Por este motivo, queridos amigos, convido-vos a intensificar o vosso caminho de fé em Deus, Pai de nosso Senhor Jesus Cristo. Vós sois o futuro da sociedade e da Igreja! Como escrevia o apóstolo Paulo aos cristãos da cidade de Colossos, é vital ter raízes, bases sólidas! E isto é particularmente verdadeiro hoje, quando muitos não têm pontos de referência estáveis para construir a sua vida, tornando-se assim profundamente inseguros. O relativismo difundido, segundo o qual tudo equivale e não existe verdade alguma, nem qualquer ponto de referência absoluto, não gera a verdadeira liberdade, mas instabilidade, desorientação, conformismo às modas do momento. Vós jovens tendes direito de receber das gerações que vos precedem pontos firmes para fazer as vossas opções e construir a vossa vida, do mesmo modo como uma jovem planta precisa de um sólido apoio para que as raízes cresçam, para se tornar depois uma árvore robusta, capaz de dar fruto.
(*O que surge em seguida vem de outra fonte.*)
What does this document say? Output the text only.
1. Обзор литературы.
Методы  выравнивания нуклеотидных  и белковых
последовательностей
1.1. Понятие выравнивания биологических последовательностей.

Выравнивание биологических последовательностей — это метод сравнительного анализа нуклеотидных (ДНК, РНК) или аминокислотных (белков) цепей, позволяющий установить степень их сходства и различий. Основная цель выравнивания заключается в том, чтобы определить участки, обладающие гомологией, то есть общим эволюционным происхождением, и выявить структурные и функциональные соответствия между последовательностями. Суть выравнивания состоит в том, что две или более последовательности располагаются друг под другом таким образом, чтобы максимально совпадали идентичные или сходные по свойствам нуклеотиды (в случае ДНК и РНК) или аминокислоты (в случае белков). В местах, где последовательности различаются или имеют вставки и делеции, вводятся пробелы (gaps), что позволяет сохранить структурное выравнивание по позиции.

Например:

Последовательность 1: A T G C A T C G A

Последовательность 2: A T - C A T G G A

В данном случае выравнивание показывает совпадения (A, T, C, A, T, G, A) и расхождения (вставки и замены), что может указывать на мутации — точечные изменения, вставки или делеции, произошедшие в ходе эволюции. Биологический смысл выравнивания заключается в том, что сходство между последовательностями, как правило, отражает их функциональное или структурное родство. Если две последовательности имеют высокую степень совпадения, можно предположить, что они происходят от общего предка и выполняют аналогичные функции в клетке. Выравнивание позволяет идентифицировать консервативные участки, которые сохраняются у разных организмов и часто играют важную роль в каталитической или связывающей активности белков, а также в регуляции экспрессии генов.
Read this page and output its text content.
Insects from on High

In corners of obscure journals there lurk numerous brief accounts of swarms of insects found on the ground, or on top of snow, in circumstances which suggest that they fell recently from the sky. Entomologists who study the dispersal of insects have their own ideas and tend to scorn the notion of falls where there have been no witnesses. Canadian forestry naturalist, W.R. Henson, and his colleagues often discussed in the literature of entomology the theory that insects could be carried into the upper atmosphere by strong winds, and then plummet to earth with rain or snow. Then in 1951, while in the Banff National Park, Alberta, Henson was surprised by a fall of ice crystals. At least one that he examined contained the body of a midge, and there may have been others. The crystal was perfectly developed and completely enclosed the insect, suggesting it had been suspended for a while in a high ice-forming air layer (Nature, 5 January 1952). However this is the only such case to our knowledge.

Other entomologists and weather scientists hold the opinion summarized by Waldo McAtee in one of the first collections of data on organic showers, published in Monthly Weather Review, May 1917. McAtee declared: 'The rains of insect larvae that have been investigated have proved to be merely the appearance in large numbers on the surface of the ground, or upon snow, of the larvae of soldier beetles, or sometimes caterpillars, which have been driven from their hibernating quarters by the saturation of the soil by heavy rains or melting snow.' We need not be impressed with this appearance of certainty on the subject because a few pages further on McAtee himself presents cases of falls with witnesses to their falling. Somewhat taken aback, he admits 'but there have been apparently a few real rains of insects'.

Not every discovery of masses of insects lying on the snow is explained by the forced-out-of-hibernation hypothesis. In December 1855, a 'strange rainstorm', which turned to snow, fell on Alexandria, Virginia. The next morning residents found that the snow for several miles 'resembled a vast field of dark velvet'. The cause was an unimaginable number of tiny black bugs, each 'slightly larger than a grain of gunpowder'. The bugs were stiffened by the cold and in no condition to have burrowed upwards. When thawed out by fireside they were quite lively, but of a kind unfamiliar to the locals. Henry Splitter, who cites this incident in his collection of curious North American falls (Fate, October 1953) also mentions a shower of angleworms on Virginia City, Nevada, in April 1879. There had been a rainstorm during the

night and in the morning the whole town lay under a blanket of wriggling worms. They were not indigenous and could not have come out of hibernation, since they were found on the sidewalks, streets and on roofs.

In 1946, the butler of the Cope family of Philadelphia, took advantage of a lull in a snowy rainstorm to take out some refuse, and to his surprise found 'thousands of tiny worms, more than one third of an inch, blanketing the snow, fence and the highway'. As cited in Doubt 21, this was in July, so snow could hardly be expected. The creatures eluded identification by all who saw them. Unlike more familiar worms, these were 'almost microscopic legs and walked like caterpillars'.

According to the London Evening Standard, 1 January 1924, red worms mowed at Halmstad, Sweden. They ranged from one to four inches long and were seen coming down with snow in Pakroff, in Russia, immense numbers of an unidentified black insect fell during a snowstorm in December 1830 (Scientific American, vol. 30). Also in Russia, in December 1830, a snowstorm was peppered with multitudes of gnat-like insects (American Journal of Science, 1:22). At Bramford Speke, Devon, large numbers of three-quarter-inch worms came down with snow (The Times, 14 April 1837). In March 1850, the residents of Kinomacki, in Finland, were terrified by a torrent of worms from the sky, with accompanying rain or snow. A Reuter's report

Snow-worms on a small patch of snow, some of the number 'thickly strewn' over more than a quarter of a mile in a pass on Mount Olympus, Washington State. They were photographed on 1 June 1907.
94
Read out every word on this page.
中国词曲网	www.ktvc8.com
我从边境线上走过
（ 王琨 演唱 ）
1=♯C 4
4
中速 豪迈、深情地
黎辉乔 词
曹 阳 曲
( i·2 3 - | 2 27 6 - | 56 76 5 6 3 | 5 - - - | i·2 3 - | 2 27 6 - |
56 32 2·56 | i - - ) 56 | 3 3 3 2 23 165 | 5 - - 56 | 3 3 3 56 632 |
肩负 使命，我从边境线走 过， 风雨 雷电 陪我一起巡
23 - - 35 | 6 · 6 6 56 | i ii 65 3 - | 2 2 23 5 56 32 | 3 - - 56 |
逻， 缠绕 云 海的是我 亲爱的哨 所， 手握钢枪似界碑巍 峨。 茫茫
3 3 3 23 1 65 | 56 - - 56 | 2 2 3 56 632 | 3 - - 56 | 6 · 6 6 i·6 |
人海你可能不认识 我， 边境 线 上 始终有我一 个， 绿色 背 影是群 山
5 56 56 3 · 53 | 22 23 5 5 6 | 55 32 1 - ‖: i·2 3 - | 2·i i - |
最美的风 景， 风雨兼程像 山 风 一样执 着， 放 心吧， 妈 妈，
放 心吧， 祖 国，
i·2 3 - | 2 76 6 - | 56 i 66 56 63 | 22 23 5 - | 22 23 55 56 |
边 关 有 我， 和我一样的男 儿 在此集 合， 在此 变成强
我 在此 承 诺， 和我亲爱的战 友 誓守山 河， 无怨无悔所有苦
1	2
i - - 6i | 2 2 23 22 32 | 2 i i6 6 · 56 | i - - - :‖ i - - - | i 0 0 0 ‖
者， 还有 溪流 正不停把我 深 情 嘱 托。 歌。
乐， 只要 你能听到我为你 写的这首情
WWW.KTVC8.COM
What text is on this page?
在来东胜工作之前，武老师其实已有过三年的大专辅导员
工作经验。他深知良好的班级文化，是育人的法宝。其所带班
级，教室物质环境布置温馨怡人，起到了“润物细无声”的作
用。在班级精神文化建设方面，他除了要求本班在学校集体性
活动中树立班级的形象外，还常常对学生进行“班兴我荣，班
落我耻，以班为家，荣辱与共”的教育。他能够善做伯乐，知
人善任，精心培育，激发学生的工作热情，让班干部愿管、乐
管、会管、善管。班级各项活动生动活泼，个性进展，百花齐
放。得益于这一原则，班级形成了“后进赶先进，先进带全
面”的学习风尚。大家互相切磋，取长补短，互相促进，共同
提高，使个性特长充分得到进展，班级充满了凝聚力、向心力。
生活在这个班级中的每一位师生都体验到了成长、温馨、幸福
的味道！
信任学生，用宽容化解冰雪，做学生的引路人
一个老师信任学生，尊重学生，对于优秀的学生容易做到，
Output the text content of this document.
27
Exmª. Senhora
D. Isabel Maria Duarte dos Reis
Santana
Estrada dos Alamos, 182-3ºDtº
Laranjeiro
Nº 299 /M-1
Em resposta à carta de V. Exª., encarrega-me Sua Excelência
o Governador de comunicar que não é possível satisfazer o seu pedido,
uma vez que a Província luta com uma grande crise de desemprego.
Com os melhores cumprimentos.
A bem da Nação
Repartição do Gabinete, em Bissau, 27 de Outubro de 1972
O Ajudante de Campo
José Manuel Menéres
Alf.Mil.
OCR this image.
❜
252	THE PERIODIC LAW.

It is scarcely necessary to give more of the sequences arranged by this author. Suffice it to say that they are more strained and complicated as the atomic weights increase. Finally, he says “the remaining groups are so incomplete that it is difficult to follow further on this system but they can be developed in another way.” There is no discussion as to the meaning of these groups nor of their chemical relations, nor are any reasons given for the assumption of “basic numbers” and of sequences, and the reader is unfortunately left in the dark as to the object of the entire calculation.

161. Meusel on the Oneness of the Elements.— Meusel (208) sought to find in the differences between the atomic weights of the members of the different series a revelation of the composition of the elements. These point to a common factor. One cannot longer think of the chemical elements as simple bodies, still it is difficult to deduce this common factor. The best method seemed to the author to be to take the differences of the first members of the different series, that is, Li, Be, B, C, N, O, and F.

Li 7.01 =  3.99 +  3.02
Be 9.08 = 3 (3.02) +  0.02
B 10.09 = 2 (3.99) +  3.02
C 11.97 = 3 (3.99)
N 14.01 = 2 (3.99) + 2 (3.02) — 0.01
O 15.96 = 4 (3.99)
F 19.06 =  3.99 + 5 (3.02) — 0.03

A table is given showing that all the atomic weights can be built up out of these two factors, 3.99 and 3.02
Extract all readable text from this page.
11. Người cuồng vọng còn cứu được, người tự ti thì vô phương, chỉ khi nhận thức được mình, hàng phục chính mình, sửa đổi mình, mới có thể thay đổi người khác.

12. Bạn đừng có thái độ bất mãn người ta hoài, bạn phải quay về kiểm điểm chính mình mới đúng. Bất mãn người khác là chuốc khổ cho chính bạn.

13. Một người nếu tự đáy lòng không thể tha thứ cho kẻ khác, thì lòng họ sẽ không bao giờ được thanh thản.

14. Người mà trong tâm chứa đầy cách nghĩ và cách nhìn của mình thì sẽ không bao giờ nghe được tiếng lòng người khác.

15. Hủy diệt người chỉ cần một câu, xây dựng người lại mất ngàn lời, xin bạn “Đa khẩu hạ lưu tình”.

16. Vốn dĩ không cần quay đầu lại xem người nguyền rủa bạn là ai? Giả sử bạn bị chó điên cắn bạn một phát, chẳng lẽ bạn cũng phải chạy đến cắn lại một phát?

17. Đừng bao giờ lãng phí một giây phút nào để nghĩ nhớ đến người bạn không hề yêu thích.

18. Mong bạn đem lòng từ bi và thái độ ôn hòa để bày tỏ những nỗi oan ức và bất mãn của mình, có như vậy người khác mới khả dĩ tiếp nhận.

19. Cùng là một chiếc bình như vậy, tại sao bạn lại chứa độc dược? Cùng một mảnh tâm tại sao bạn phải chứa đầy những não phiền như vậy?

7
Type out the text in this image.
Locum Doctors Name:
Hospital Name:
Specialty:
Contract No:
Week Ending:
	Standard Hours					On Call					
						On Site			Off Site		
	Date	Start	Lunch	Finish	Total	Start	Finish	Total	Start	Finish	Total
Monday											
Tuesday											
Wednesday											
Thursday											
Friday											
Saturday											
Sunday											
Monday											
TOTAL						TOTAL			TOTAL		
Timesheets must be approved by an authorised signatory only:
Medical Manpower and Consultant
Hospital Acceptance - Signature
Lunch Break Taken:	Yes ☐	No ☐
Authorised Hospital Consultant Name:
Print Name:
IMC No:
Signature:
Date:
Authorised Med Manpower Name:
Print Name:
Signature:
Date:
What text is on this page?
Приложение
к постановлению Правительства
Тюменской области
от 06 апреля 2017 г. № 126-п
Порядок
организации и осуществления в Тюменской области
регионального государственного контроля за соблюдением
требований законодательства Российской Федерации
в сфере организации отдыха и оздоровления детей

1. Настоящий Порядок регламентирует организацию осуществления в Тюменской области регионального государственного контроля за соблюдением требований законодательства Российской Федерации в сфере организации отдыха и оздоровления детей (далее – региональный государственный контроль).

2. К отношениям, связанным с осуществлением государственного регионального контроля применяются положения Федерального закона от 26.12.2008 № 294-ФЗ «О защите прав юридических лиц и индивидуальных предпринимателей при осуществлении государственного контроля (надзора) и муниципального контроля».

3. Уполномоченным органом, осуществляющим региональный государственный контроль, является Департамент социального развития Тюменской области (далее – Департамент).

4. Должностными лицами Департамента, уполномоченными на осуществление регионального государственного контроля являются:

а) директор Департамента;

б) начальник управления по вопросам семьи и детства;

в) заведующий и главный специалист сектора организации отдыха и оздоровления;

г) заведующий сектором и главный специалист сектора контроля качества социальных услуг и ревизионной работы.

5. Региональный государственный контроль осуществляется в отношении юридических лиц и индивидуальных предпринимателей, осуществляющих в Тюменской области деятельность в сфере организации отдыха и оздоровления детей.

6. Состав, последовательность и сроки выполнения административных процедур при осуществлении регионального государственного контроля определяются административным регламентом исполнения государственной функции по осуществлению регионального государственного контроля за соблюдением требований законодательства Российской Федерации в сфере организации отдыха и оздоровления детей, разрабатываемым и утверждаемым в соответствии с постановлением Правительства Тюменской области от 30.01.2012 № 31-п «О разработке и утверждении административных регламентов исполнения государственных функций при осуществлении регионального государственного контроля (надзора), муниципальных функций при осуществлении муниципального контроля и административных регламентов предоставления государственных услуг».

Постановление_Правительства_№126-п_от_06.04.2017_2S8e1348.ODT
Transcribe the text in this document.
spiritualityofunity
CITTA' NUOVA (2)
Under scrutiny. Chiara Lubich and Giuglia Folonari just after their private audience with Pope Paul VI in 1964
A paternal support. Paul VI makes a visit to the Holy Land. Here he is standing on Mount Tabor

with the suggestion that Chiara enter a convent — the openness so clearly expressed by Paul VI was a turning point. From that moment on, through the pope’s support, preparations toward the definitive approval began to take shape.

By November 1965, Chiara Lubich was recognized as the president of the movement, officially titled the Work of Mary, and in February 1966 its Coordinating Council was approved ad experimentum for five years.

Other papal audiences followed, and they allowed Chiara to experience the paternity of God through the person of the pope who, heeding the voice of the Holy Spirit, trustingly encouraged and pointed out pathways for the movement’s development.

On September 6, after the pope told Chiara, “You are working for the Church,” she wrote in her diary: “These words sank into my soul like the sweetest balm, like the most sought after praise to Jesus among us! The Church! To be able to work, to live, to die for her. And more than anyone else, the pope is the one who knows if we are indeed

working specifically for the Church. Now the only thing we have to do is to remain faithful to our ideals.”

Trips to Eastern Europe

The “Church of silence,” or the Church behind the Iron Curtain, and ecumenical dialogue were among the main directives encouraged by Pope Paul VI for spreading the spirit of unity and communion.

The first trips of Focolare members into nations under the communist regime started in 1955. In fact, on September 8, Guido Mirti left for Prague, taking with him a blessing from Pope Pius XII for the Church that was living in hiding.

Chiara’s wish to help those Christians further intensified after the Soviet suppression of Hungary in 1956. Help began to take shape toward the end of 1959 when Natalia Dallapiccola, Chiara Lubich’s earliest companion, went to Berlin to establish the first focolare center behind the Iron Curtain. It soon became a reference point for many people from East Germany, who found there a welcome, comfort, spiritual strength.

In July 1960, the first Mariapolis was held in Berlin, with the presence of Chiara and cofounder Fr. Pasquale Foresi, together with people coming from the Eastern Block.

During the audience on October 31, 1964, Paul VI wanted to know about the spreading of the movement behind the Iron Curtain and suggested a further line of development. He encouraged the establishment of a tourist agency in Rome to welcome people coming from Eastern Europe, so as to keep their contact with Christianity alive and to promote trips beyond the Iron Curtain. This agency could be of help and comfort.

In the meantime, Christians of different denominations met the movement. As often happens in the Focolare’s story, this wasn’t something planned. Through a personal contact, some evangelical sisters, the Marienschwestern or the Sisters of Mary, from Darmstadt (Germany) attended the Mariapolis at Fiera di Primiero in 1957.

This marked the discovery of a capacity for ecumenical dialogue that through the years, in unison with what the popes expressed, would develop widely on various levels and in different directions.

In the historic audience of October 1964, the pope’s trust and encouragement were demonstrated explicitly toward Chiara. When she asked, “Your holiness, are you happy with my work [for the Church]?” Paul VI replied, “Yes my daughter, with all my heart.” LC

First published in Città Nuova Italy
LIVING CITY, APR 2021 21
Enraizados e fundados em Cristo

2. Para ressaltar a importância da fé na vida dos crentes, gostaria de me deter sobre cada uma das três palavras que São Paulo usa nesta sua expressão: «Enraizados e fundados em Cristo… firmes na fé» (cf. Cl 2, 7). Nela podemos ver três imagens: «enraizado» recorda a árvore e as raízes que a alimentam; «fundado» refere-se à construção de uma casa; «firme» evoca o crescimento da força física e moral. Trata-se de imagens muito eloquentes. Antes de as comentar, deve-se observar simplesmente que no texto original as três palavras, sob o ponto de vista gramatical, estão no passivo: isto significa que é o próprio Cristo quem toma a iniciativa de radicar, fundar e tornar firmes os crentes.

A primeira imagem é a da árvore, firmemente plantada no solo através das raízes, que a tornam estável e a alimentam. Sem raízes, seria arrastada pelo vento e morreria. Quais são as nossas raízes? Naturalmente, os pais, a família e a cultura do nosso país, que são uma componente muito importante da nossa identidade. A Bíblia revela outra. O profeta Jeremias escreve: «Bendito o homem que deposita a confiança no Senhor, e cuja esperança é o Senhor. É como a árvore plantada perto da água, a qual estende as raízes para a corrente; não teme quando vem o calor, a sua folhagem fica sempre verdejante. Não a inquieta a seca de um ano; continua a produzir frutos» (Jr 17, 7-8). Estender as raízes, para o profeta, significa ter confiança em Deus. D’Ele obtemos a nossa vida; sem Ele não poderíamos viver verdadeiramente. «Deus deu-nos a vida eterna, e esta vida está em Seu Filho» (1 Jo5, 11). O próprio Jesus apresenta-se como nossa vida (cf. Jo 14, 6). Por isso a fé cristã não é só crer em verdades, mas é antes de tudo uma relação pessoal com Jesus Cristo, é o encontro com o Filho de Deus, que dá a toda a existência um novo dinamismo. Quando entramos em relação pessoal com Ele, Cristo revela-nos a nossa identidade e, na sua amizade, a vida cresce e realiza-se em plenitude.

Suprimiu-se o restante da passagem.